[blinkingled]

https://github.com/golang/go/commit/a62ae9f62fcfca02075b70e6...

> SystemCertPool returns an error on Windows. Maybe it's fixable later

This doesn't inspire confidence in Go as a cross platform language which is at version 1.7. If this is implemented in say 1.8, am I supposed to check for Go versions in order to know if the SystemCertPool func works or not? I mean why not just release it when it works on all tier-1 supported platforms?

[bradfitz]

Thanks for the reminder. I've filed:

https://github.com/golang/go/issues/16736

We actually try hard not to do platform-specific stuff, but in this case it seemed worth it, considering the problems people were having with cert validations and how Windows differs in how it validates TLS connections.

[IshKebab]

Go is far better than most languages at supporting random system APIs. I mean, you can cross-compile code on Windows that uses Linux syscalls. Try doing that in Python. Actually I just Googled and I'm not sure Python even lets you use syscalls. I also couldn't even find any third party library to give you the system CA pool, let alone a first party one.

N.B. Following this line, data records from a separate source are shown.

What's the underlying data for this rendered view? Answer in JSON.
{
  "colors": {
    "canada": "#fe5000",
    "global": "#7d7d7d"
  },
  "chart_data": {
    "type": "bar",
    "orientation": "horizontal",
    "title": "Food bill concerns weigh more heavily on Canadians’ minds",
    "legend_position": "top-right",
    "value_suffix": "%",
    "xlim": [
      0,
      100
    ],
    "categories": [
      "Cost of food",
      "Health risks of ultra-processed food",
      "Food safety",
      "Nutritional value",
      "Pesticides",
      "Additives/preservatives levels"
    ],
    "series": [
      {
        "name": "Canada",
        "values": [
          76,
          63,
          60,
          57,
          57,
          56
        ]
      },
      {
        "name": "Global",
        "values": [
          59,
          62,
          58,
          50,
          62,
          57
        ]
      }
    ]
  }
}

Tell me a language that has a first-party cross-platform library that allows you to get the system CA pool on all platforms.

[wbond]

My third-party Python library that gives access to the system CA trust store: https://github.com/wbond/oscrypto

[krasin]

>If this is implemented in say 1.8, am I supposed to check for Go versions in order to know if the SystemCertPool func works or not?

No, not really. Just compile the program with 1.8, and don't worry about the bugs in the past.